One day after the Supreme Court upheld voter purging in Ohio, the Justice Department decided to get in on the action. The department sued the state of Kentucky on Tuesday to force it to “systematically remove the names of ineligible voters from the registration records”—and Kentucky quickly agreed to comply.
The lawsuit, filed in conjunction with the conservative group Judicial Watch, alleges that Kentucky has not made “a reasonable effort to remove registrants who have become ineligible due to a change of residence.” Judicial Watch first sued Kentucky in November 2017, and the Justice Department announced it was joining the lawsuit on Tuesday. That same day, Kentucky settled the lawsuit and said it would make “a reasonable effort to remove from the statewide voter registration list the names of registrants who have become ineligible.”
This is the Trump administration’s first lawsuit against a state to force aggressive voter voter purging and could be the beginning of a new effort to curb voting rights. In June 2017—on the same day that President Donald Trump’s controversial Election Integrity Commission asked states to hand over sensitive voter data— the Justice Department sent a letter to 44 states informing them it was reviewing their voter list maintenance procedures and asking how they planned to “remove the names of ineligible voters.” Vanita Gupta, who led the Justice Department’s Civil Rights Division under President Barack Obama, called the letter “virtually unprecedented” and predicted it would lead to new voter purges.
That is happening now. The Justice Department lawsuit was filed against Kentucky’s Democratic secretary of state, Alison Lundergan Grimes, who last year vocally denounced a different Trump administration request, for voter data from all 50 states.

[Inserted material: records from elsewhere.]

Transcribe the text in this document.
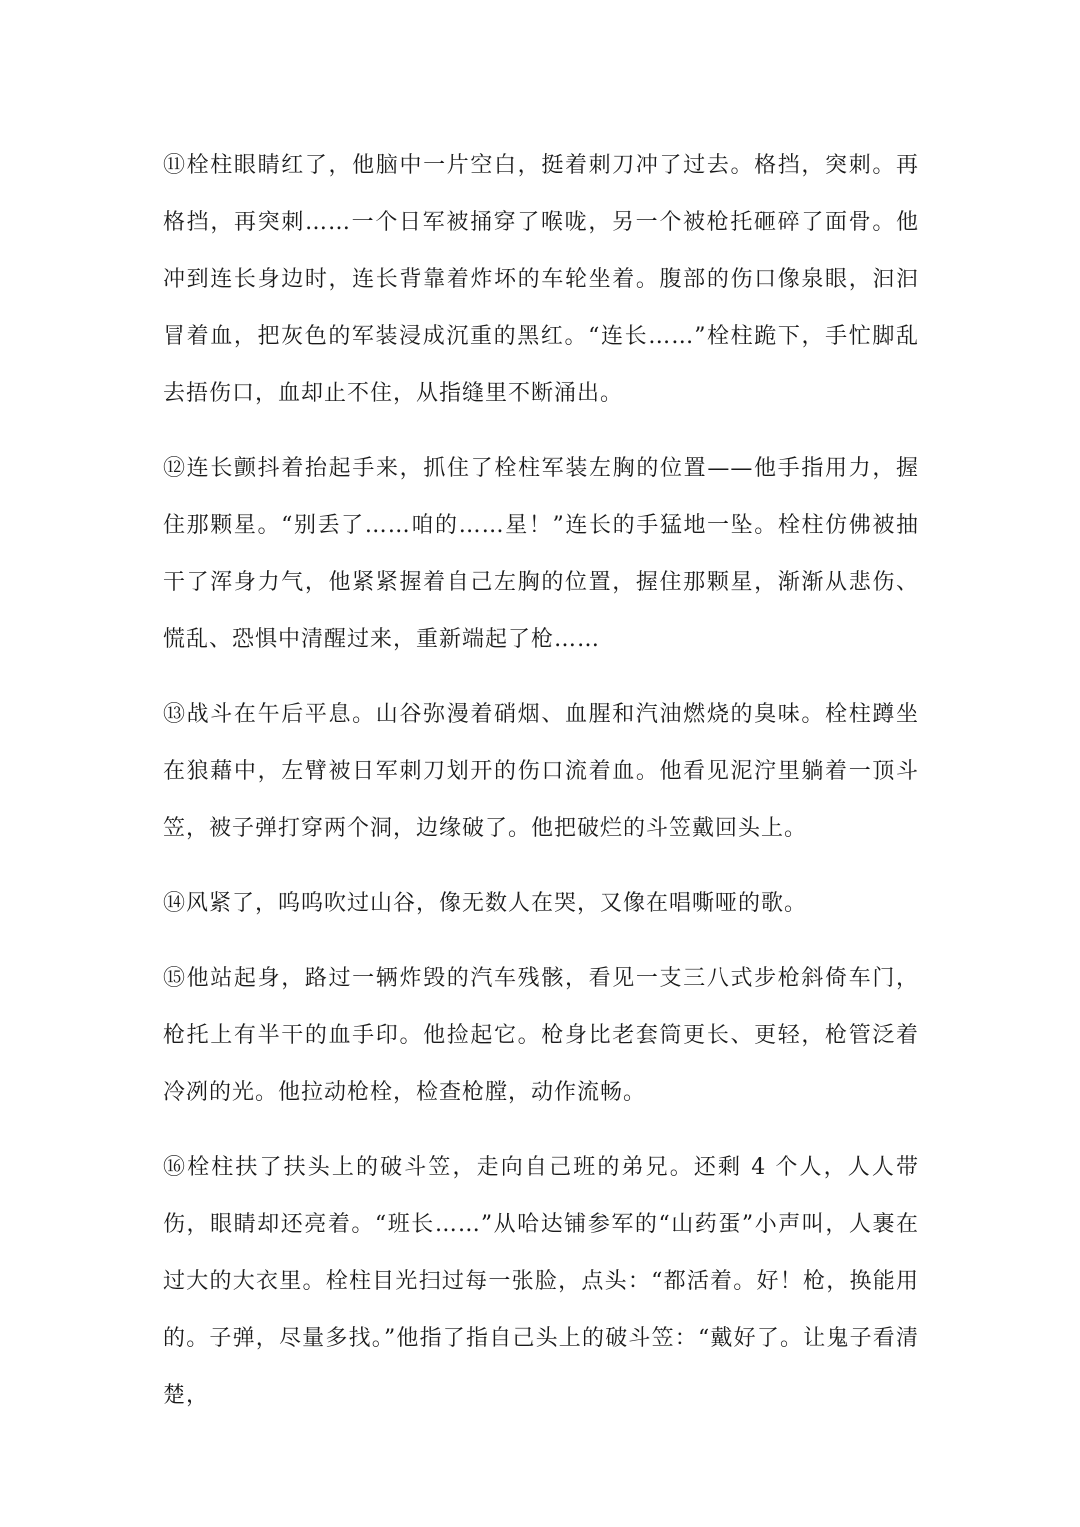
⑪栓柱眼睛红了，他脑中一片空白，挺着刺刀冲了过去。格挡，突刺。再格挡，再突刺……一个日军被捅穿了喉咙，另一个被枪托砸碎了面骨。他冲到连长身边时，连长背靠着炸坏的车轮坐着。腹部的伤口像泉眼，汩汩冒着血，把灰色的军装浸成沉重的黑红。“连长……”栓柱跪下，手忙脚乱去捂伤口，血却止不住，从指缝里不断涌出。

⑫连长颤抖着抬起手来，抓住了栓柱军装左胸的位置——他手指用力，握住那颗星。“别丢了……咱的……星！”连长的手猛地一坠。栓柱仿佛被抽干了浑身力气，他紧紧握着自己左胸的位置，握住那颗星，渐渐从悲伤、慌乱、恐惧中清醒过来，重新端起了枪……

⑬战斗在午后平息。山谷弥漫着硝烟、血腥和汽油燃烧的臭味。栓柱蹲坐在狼藉中，左臂被日军刺刀划开的伤口流着血。他看见泥泞里躺着一顶斗笠，被子弹打穿两个洞，边缘破了。他把破烂的斗笠戴回头上。

⑭风紧了，呜呜吹过山谷，像无数人在哭，又像在唱嘶哑的歌。

⑮他站起身，路过一辆炸毁的汽车残骸，看见一支三八式步枪斜倚车门，枪托上有半干的血手印。他捡起它。枪身比老套筒更长、更轻，枪管泛着冷冽的光。他拉动枪栓，检查枪膛，动作流畅。

⑯栓柱扶了扶头上的破斗笠，走向自己班的弟兄。还剩 4 个人，人人带伤，眼睛却还亮着。“班长……”从哈达铺参军的“山药蛋”小声叫，人裹在过大的大衣里。栓柱目光扫过每一张脸，点头：“都活着。好！枪，换能用的。子弹，尽量多找。”他指了指自己头上的破斗笠：“戴好了。让鬼子看清楚，
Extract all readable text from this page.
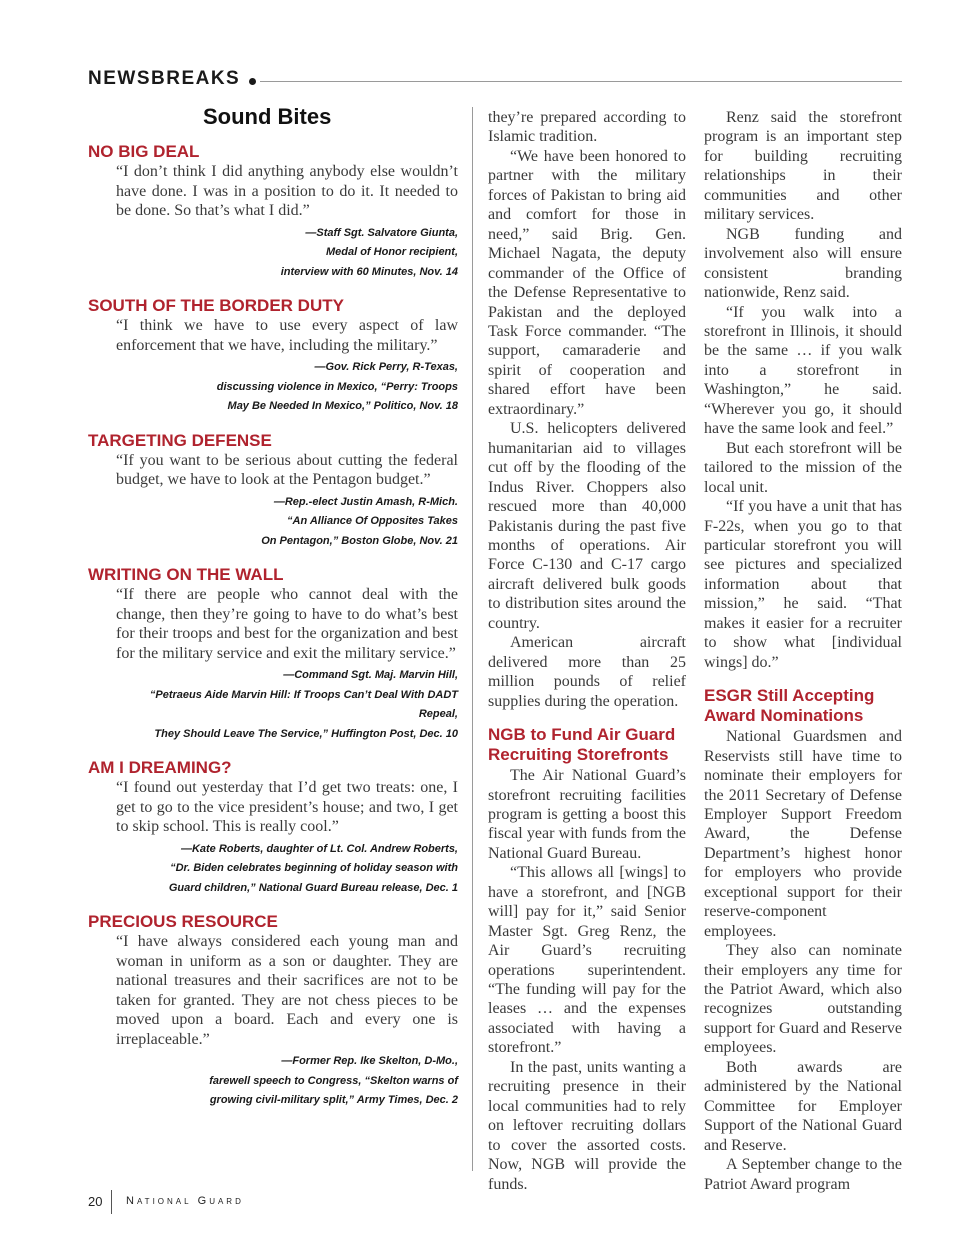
NEWSBREAKS
Sound Bites
NO BIG DEAL
“I don’t think I did anything anybody else wouldn’t have done. I was in a position to do it. It needed to be done. So that’s what I did.”
—Staff Sgt. Salvatore Giunta,
Medal of Honor recipient,
interview with 60 Minutes, Nov. 14
SOUTH OF THE BORDER DUTY
“I think we have to use every aspect of law enforcement that we have, including the military.”
—Gov. Rick Perry, R-Texas,
discussing violence in Mexico, “Perry: Troops
May Be Needed In Mexico,” Politico, Nov. 18
TARGETING DEFENSE
“If you want to be serious about cutting the federal budget, we have to look at the Pentagon budget.”
—Rep.-elect Justin Amash, R-Mich.
“An Alliance Of Opposites Takes
On Pentagon,” Boston Globe, Nov. 21
WRITING ON THE WALL
“If there are people who cannot deal with the change, then they’re going to have to do what’s best for their troops and best for the organization and best for the military service and exit the military service.”
—Command Sgt. Maj. Marvin Hill,
“Petraeus Aide Marvin Hill: If Troops Can’t Deal With DADT Repeal,
They Should Leave The Service,” Huffington Post, Dec. 10
AM I DREAMING?
“I found out yesterday that I’d get two treats: one, I get to go to the vice president’s house; and two, I get to skip school. This is really cool.”
—Kate Roberts, daughter of Lt. Col. Andrew Roberts,
“Dr. Biden celebrates beginning of holiday season with
Guard children,” National Guard Bureau release, Dec. 1
PRECIOUS RESOURCE
“I have always considered each young man and woman in uniform as a son or daughter. They are national treasures and their sacrifices are not to be taken for granted. They are not chess pieces to be moved upon a board. Each and every one is irreplaceable.”
—Former Rep. Ike Skelton, D-Mo.,
farewell speech to Congress, “Skelton warns of
growing civil-military split,” Army Times, Dec. 2

they’re prepared according to Islamic tradition.

“We have been honored to partner with the military forces of Pakistan to bring aid and comfort for those in need,” said Brig. Gen. Michael Nagata, the deputy commander of the Office of the Defense Representative to Pakistan and the deployed Task Force commander. “The support, camaraderie and spirit of cooperation and shared effort have been extraordinary.”

U.S. helicopters delivered humanitarian aid to villages cut off by the flooding of the Indus River. Choppers also rescued more than 40,000 Pakistanis during the past five months of operations. Air Force C-130 and C-17 cargo aircraft delivered bulk goods to distribution sites around the country.

American aircraft delivered more than 25 million pounds of relief supplies during the operation.

NGB to Fund Air Guard Recruiting Storefronts

The Air National Guard’s storefront recruiting facilities program is getting a boost this fiscal year with funds from the National Guard Bureau.

“This allows all [wings] to have a storefront, and [NGB will] pay for it,” said Senior Master Sgt. Greg Renz, the Air Guard’s recruiting operations superintendent. “The funding will pay for the leases … and the expenses associated with having a storefront.”

In the past, units wanting a recruiting presence in their local communities had to rely on leftover recruiting dollars to cover the assorted costs. Now, NGB will provide the funds.

Renz said the storefront program is an important step for building recruiting relationships in their communities and other military services.

NGB funding and involvement also will ensure consistent branding nationwide, Renz said.

“If you walk into a storefront in Illinois, it should be the same … if you walk into a storefront in Washington,” he said. “Wherever you go, it should have the same look and feel.”

But each storefront will be tailored to the mission of the local unit.

“If you have a unit that has F-22s, when you go to that particular storefront you will see pictures and specialized information about that mission,” he said. “That makes it easier for a recruiter to show what [individual wings] do.”

ESGR Still Accepting Award Nominations

National Guardsmen and Reservists still have time to nominate their employers for the 2011 Secretary of Defense Employer Support Freedom Award, the Defense Department’s highest honor for employers who provide exceptional support for their reserve-component employees.

They also can nominate their employers any time for the Patriot Award, which also recognizes outstanding support for Guard and Reserve employees.

Both awards are administered by the National Committee for Employer Support of the National Guard and Reserve.

A September change to the Patriot Award program

20 National Guard
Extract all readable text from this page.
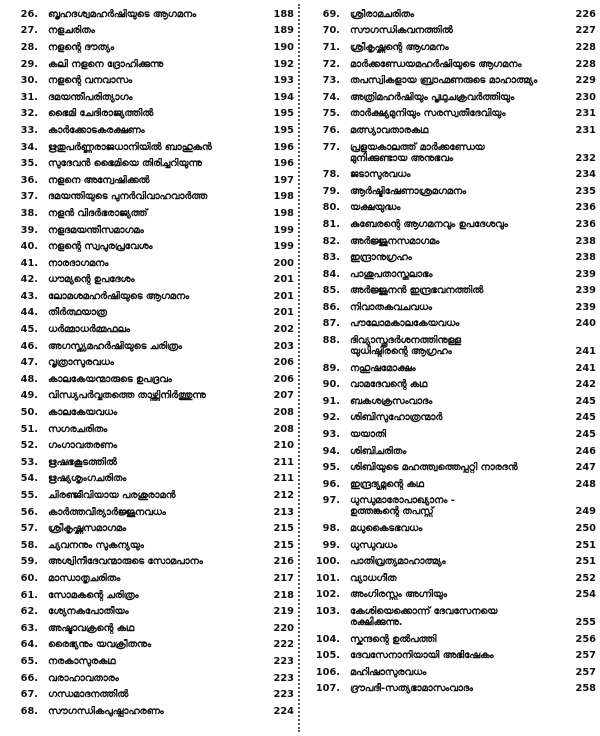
26.	ബൃഹദശ്വമഹർഷിയുടെ ആഗമനം	188
27.	നളചരിതം	189
28.	നളന്റെ ദൗത്യം	190
29.	കലി നളനെ ദ്രോഹിക്കുന്നു	192
30.	നളന്റെ വനവാസം	193
31.	ദമയന്തീപരിത്യാഗം	194
32.	ഭൈമി ചേദിരാജ്യത്തിൽ	195
33.	കാർക്കോടകരക്ഷണം	195
34.	ഋതുപർണ്ണരാജധാനിയിൽ ബാഹുകൻ	196
35.	സുദേവൻ ഭൈമിയെ തിരിച്ചറിയുന്നു	196
36.	നളനെ അന്വേഷിക്കൽ	197
37.	ദമയന്തിയുടെ പുനർവിവാഹവാർത്ത	198
38.	നളൻ വിദർഭരാജ്യത്ത്	198
39.	നളദമയന്തീസമാഗമം	199
40.	നളന്റെ സ്വപുരപ്രവേശം	199
41.	നാരദാഗമനം	200
42.	ധൗമ്യന്റെ ഉപദേശം	201
43.	ലോമശമഹർഷിയുടെ ആഗമനം	201
44.	തീർത്ഥയാത്ര	201
45.	ധർമ്മാധർമ്മഫലം	202
46.	അഗസ്ത്യമഹർഷിയുടെ ചരിത്രം	203
47.	വൃത്രാസുരവധം	206
48.	കാലകേയന്മാരുടെ ഉപദ്രവം	206
49.	വിന്ധ്യപർവ്വതത്തെ താഴ്ത്തിനിർത്തുന്നു	207
50.	കാലകേയവധം	208
51.	സഗരചരിതം	208
52.	ഗംഗാവതരണം	210
53.	ഋഷഭകൂടത്തിൽ	211
54.	ഋഷ്യശൃംഗചരിതം	211
55.	ചിരഞ്ജീവിയായ പരശുരാമൻ	212
56.	കാർത്തവീര്യാർജ്ജുനവധം	213
57.	ശ്രീകൃഷ്ണസമാഗമം	215
58.	ച്യവനനും സുകന്യയും	215
59.	അശ്വിനീദേവന്മാരുടെ സോമപാനം	216
60.	മാന്ധാതൃചരിതം	217
61.	സോമകന്റെ ചരിത്രം	218
62.	ശ്യേനകപോതീയം	219
63.	അഷ്ടാവക്രന്റെ കഥ	220
64.	രൈഭ്യനും യവക്രീതനും	222
65.	നരകാസുരകഥ	223
66.	വരാഹാവതാരം	223
67.	ഗന്ധമാദനത്തിൽ	223
68.	സൗഗന്ധികപുഷ്പാഹരണം	224
69.	ശ്രീരാമചരിതം	226
70.	സൗഗന്ധികവനത്തിൽ	227
71.	ശ്രീകൃഷ്ണന്റെ ആഗമനം	228
72.	മാർക്കണ്ഡേയമഹർഷിയുടെ ആഗമനം	228
73.	തപസ്വികളായ ബ്രാഹ്മണരുടെ മാഹാത്മ്യം	229
74.	അത്രിമഹർഷിയും പൃഥുചക്രവർത്തിയും	230
75.	താർക്ഷ്യമുനിയും സരസ്വതീദേവിയും	231
76.	മത്സ്യാവതാരകഥ	231
77.	പ്രളയകാലത്ത് മാർക്കണ്ഡേയ
മുനിക്കുണ്ടായ അനുഭവം	232
78.	ജടാസുരവധം	234
79.	ആർഷ്ടിഷേണാശ്രമഗമനം	235
80.	യക്ഷയുദ്ധം	236
81.	കുബേരന്റെ ആഗമനവും ഉപദേശവും	236
82.	അർജ്ജുനസമാഗമം	238
83.	ഇന്ദ്രാനുഗ്രഹം	238
84.	പാശുപതാസ്ത്രലാഭം	239
85.	അർജ്ജുനൻ ഇന്ദ്രഭവനത്തിൽ	239
86.	നിവാതകവചവധം	239
87.	പൗലോമകാലകേയവധം	240
88.	ദിവ്യാസ്ത്രദർശനത്തിനുള്ള
യുധിഷ്ഠിരന്റെ ആഗ്രഹം	241
89.	നഹുഷമോക്ഷം	241
90.	വാമദേവന്റെ കഥ	242
91.	ബകശക്രസംവാദം	245
92.	ശിബിസുഹോത്രന്മാർ	245
93.	യയാതി	245
94.	ശിബിചരിതം	246
95.	ശിബിയുടെ മഹത്ത്വത്തെപ്പറ്റി നാരദൻ	247
96.	ഇന്ദ്രദ്യുമ്നന്റെ കഥ	248
97.	ധുന്ധുമാരോപാഖ്യാനം -
ഉത്തങ്കന്റെ തപസ്സ്	249
98.	മധുകൈടഭവധം	250
99.	ധുന്ധുവധം	251
100.	പാതിവ്രത്യമാഹാത്മ്യം	251
101.	വ്യാധഗീത	252
102.	അംഗിരസ്സും അഗ്നിയും	254
103.	കേശിയെക്കൊന്ന് ദേവസേനയെ
രക്ഷിക്കുന്നു.	255
104.	സ്കന്ദന്റെ ഉൽപത്തി	256
105.	ദേവസേനാനിയായി അഭിഷേകം	257
106.	മഹിഷാസുരവധം	257
107.	ദ്രൗപദീ-സത്യഭാമാസംവാദം	258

She said at the time, “There’s not enough bourbon here in Kentucky to make this request seem sensible.”
The Trump administration sued Kentucky under the National Voter Registration Act of 1993, which was supposed to make voter registration more accessible by allowing people to sign up to vote at motor vehicle offices and other public agencies. The law also contained a provision requiring states to make a “reasonable effort” remove ineligible voters from the rolls. The George W.Bush administration sued four states under this list maintenance provision to force them to purge ineligible voters. This voter purge strategy has been expanded by conservative activists in recent years, who have sued or threatened to sue 11 states where they claim the voter rolls are inflated.
If not done with proper safeguards, voter purges can cause eligible voters to be removed from the rolls. In 2006, a state court in Kentucky blocked an effort by then-Secretary of State Trey Grayson, a Republican, to purge the voter rolls, finding that more than 8,100 eligible Kentucky voters had been removed.
Wrongful purging has swung close elections in Republicans’ favor. This happened most notably during the 2000 election in Florida, when the state wrongly labeled 12,000 eligible voters as ex-felons and purged them from the voter rolls. That was 22 times Bush’s 537-vote margin of victory over Al Gore.
In addition to the Justice Department’s lawsuit against Kentucky, Republicans have already sought to use the Supreme Court’s Ohio decision to their advantage in other ways. On Wednesday, Kansas Secretary of State Kris Kobach, the former vice chair of the now-defunct Election Integrity Commission, took to federal court to try to reinstate a Kansas law requiring proof of citizenship to register to vote. The law blocked one in seven eligible voters who attempted to register and was put on hold by the courts.